Sometimes it’s the other way around, we phone, « no, listen, there’s no connection, they have to take the next one », and we arrive and the train is there! Sometimes it’s the other way around, we phone, « no, listen, there’s no connection possible, they have to take the next one », and we arrive and the train is there! We make ourselves look like fools. There is no certainty, the more intermediaries there are, the less the thing goes. Before, we used to phone Brussels station, Charleroi, we knew that the train was there ; now we phone there, this one phones there… and it takes you ten minutes to get the information and finally the information is not good. »

Basically, I feel like the human factor is getting smaller and smaller.
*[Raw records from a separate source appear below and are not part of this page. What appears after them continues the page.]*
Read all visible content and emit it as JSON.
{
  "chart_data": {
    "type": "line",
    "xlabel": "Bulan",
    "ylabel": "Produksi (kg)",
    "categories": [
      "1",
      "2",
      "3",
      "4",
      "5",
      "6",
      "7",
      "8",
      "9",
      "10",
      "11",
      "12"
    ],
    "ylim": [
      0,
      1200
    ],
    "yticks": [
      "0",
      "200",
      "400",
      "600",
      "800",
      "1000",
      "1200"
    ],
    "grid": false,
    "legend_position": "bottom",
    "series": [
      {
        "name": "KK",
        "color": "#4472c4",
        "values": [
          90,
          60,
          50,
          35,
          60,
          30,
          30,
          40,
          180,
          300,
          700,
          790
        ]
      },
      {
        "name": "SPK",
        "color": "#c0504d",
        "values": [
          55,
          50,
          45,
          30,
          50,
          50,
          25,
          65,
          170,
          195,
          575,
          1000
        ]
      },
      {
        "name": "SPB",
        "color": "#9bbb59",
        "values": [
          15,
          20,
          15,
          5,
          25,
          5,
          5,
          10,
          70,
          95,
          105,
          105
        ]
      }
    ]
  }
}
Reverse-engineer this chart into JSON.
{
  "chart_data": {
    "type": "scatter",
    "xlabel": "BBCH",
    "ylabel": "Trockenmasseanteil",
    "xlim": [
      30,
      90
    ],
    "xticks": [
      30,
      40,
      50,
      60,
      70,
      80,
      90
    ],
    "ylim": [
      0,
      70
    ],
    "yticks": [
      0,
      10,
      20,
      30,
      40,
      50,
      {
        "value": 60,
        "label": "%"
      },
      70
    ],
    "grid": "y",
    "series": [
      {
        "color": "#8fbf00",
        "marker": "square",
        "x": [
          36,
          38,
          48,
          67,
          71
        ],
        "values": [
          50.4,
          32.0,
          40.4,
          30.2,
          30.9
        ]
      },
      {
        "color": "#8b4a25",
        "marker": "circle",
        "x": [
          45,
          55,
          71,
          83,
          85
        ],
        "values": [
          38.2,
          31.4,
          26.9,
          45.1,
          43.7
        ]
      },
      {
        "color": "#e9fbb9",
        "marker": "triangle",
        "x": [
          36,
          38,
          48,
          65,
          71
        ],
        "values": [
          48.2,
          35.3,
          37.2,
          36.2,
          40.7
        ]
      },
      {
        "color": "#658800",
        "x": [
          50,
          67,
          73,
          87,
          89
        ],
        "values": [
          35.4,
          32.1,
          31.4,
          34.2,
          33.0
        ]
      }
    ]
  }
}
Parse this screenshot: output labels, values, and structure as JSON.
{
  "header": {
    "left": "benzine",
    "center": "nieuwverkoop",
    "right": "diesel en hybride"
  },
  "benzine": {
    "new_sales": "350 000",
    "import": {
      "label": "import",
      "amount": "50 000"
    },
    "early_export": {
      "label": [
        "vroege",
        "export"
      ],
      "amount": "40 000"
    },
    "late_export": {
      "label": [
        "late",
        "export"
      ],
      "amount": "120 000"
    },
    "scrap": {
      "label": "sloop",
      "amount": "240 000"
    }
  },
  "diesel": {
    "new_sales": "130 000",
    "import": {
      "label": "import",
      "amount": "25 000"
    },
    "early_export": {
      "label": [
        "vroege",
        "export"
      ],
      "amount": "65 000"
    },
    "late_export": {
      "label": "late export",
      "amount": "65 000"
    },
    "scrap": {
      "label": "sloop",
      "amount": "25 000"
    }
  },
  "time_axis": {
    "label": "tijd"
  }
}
« It’s like in the post offices, it’s everywhere. Now at Delhaize it’s automatic payments, it’s general… I think we’ve gone back to the Middle Ages: very rich people and everything else is misery. In all the companies, they want to liquidate the staff. »

Interview by Alexandre Penasse
The fact that our interlocutor refused to To reveal one’s identity, at the risk of professional reprisals, says a lot about the endless « freedom of expression » that the media and politicians keep harping on, forgetting to name the fear that some people have of telling the truth in our « free » societies. Kairos wants to give voice to all these anonymous people. 

Freedom of expression ?

Anonymous :  » well, I’m counting on you, I’ve come to talk, because there are colleagues who have been almost revoked because they talked to the press. All I care about is that I have no worries.

K. : no, we are bound to the secrecy of sources. Do you have an idea for a nickname, or am I making something up ?

A. : must put a pseudo ?

K. : I can put  » anonymous « , or Alain Connu. (laughs)

A. You have to know that they have put in place people whose whole day’s work is to go and search on Facebook what colleagues could put negative things about the SNCB, and the colleagues are shot. ! Their only job is to track down the information that colleagues put on Facebook. There is a colleague ****** who had put  » fed up with this train ******, nothing but problems « , she was called by the chief  » listen, your facebook comments…    » . We can’t talk about the railroad, it’s the communication manager… and we can’t say anything.


Notes et références
  1. Les mots noircis représentent ici le nom d’un village où il y a une gare, que la personne interviewée nous a demandés expressément de ne pas citer sous peine qu’on le reconnaisse et le risque de représaille.